Justiça: a justiça consiste em tratar os outros como se gostaria de ser tratado. “Faça aos outros o que você faria com você mesmo” resume esse conceito de justiça.
Coragem: coragem significa defender a justiça.
Moderação: nada deve ser feito em excesso.
Sabedoria: a sabedoria permite que uma pessoa saiba o que é a justiça, reconheça quando a coragem é necessária e faça o que é certo.
Aqueles valores universais – que são encontrados na literatura de todos os lugares e em todas as eras – eram, para Marco Aurélio, a maneira de viver uma vida em liberdade. A educação (sabedoria) é, em última análise, liberdade, liberdade de não se preocupar com este mundo e se livrar do medo da morte. Segundo Marco Aurélio, o medo da morte implicaria conhecimento em uma área sobre a qual as pessoas nada sabem. A morte é tão natural quanto a vida.
Para Marco Aurélio, tudo era entendido em termos de Deus, destino e aqueles valores universais. A justiça era a essência de seu papel como imperador. Ele acreditava que o poder, a honra e a ambição eram falsas ideias que levavam as pessoas a se desviarem. O poder, por exemplo, não é importante. O desejo de ter poder, obtê-lo e mantê-lo é um objetivo falso, porque o poder desaparece após a morte. Ele sonhava com um império em que os indivíduos eram livres para viver como escolhessem e seguir suas ambições. Ele afirmou: “Sonho com um mundo em que todos são prósperos e todos podem cuidar de seus filhos e no qual não há guerra”. Sua ideia de governo era de igualdade perante a lei, exercida considerando a igualdade de direitos e a igualdade de liberdade de expressão, e de uma realeza defensora, acima de tudo, da liberdade dos governados. Além disso, ele acreditava que o mundo é belo e repleto da glória de Deus.
Com relação a sua vida exterior, destaca-se no primeiro livro os comentários sobre sua educação, os nomes daqueles que contribuíram na sua formação, e as obrigações que Marco Aurélio assume ter com eles – a base educacional sadia, que precisa acontecer em algum lugar, pois sem a qual a humanidade seria impossível. Lendo as referência aos seus professores gregos entendemos o quanto a humanidade deve a Grécia Antiga. E o valor dado por ele a família é incomensurável.
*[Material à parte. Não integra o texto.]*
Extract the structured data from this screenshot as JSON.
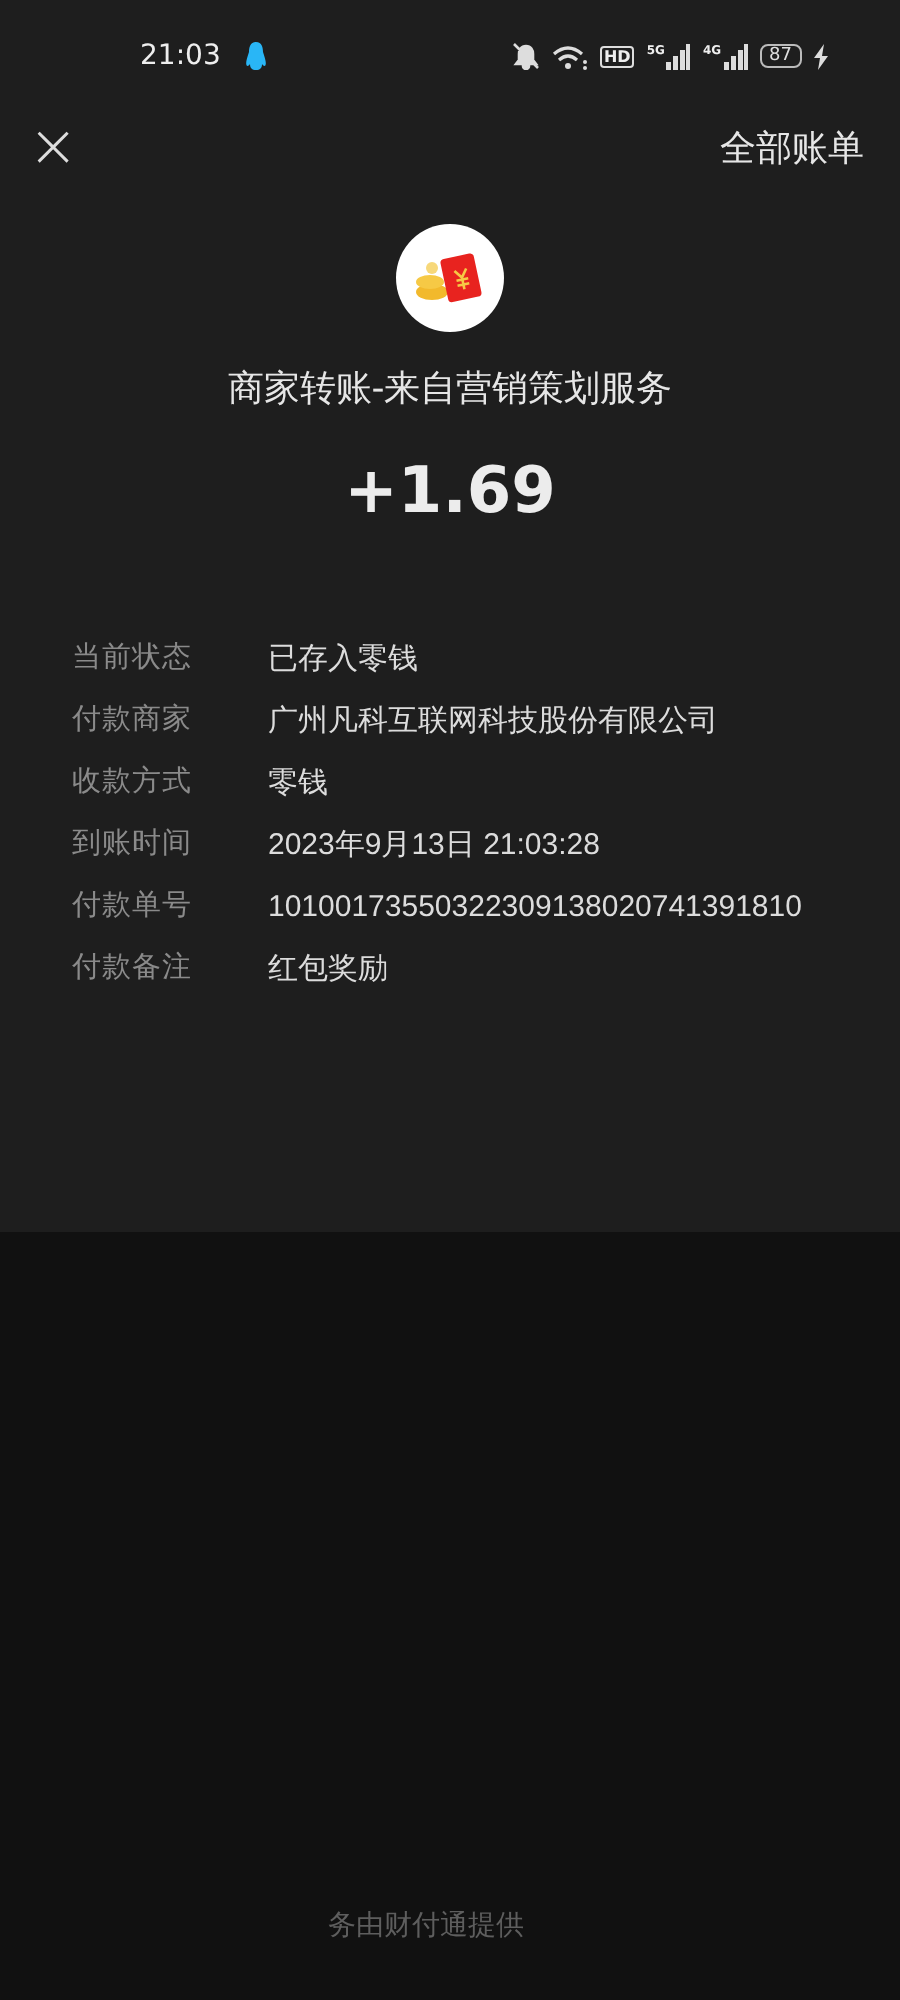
{
  "status_bar": {
    "time": "21:03",
    "hd_label": "HD",
    "sim_labels": [
      "5G",
      "4G"
    ],
    "battery": "87"
  },
  "top_bar": {
    "close": "×",
    "action": "全部账单"
  },
  "summary": {
    "title": "商家转账-来自营销策划服务",
    "amount": "+1.69"
  },
  "details": [
    {
      "label": "当前状态",
      "value": "已存入零钱"
    },
    {
      "label": "付款商家",
      "value": "广州凡科互联网科技股份有限公司"
    },
    {
      "label": "收款方式",
      "value": "零钱"
    },
    {
      "label": "到账时间",
      "value": "2023年9月13日 21:03:28"
    },
    {
      "label": "付款单号",
      "value": "10100173550322309138020741391810"
    },
    {
      "label": "付款备注",
      "value": "红包奖励"
    }
  ],
  "footer": "务由财付通提供"
}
A filosofia encontrada em Meditações pode ser assim resumida: “Levante-se de manhã, cumpra o seu dever e aprecie o que está ao seu redor. Este é o significado da vida”. O objetivo da educação, Marco Aurélio acreditava, é permitir que as pessoas entendam seu dever, encontrem suas tarefas designadas e as realizem da melhor maneira possível.
Outras virtudes destacadas por Marco Aurélio incluem a impassibilidade, a simplicidade, a benevolência, o espírito comunitário e a resignação. A prática das virtudes significa o total repúdio aos vícios e ao mal em geral. É a resignação diante de todos os fatos e acontecimentos, o acatamento do que é determinado pela Providência e pela natureza, a impassibilidade e indiferença diante das coisas mundanas (prazeres, dores, riqueza, glória, honrarias, etc) e a benevolência para com todos.
O homem ainda deve ser devoto a Deus e deve obediência as leis. E todas suas ações virtuosas devem ter em vista o interesse da comunidade e não do indivíduo, pois ele existe enquanto membro da comunidade e não isoladamente.
O objetivo dos sistemas morais (éticos) é tomar posse da vida humana, salvá-la de ser abandonada à paixão ou à sorte, é alcançar a liberdade, estabelecendo-a na prática da virtude; e este objetivo que se procuram alcançar prescrevendo à vida humana princípios de ação e regras de conduta. Em seus momentos de indiferença, bem como em seus momentos inspirados, em seus dias obscuros e apáticos, bem como em seus dias de sol e energia, a vida humana sempre tem uma trilha a seguir, e pode estar sempre caminhando em direção àquele objetivo.
Mas as regras morais, apreendidas como ideias primeiro e depois seguidas rigorosamente como leis, são apenas para o sábio. A grande maioria da humanidade não tem força de intelecto o suficiente para apreendê-las claramente como ideias, nem força de caráter suficiente para segui-las estritamente como leis. A massa da humanidade pode ser levada ao longo de um curso cheio de dificuldades apenas pela maré de uma emoção alegre e satisfatória. É impossível ler Marco Aurélio sem sentir-se constrangido e melancólico, sem pensar que o peso colocado sobre o homem é maior do que ele pode suportar.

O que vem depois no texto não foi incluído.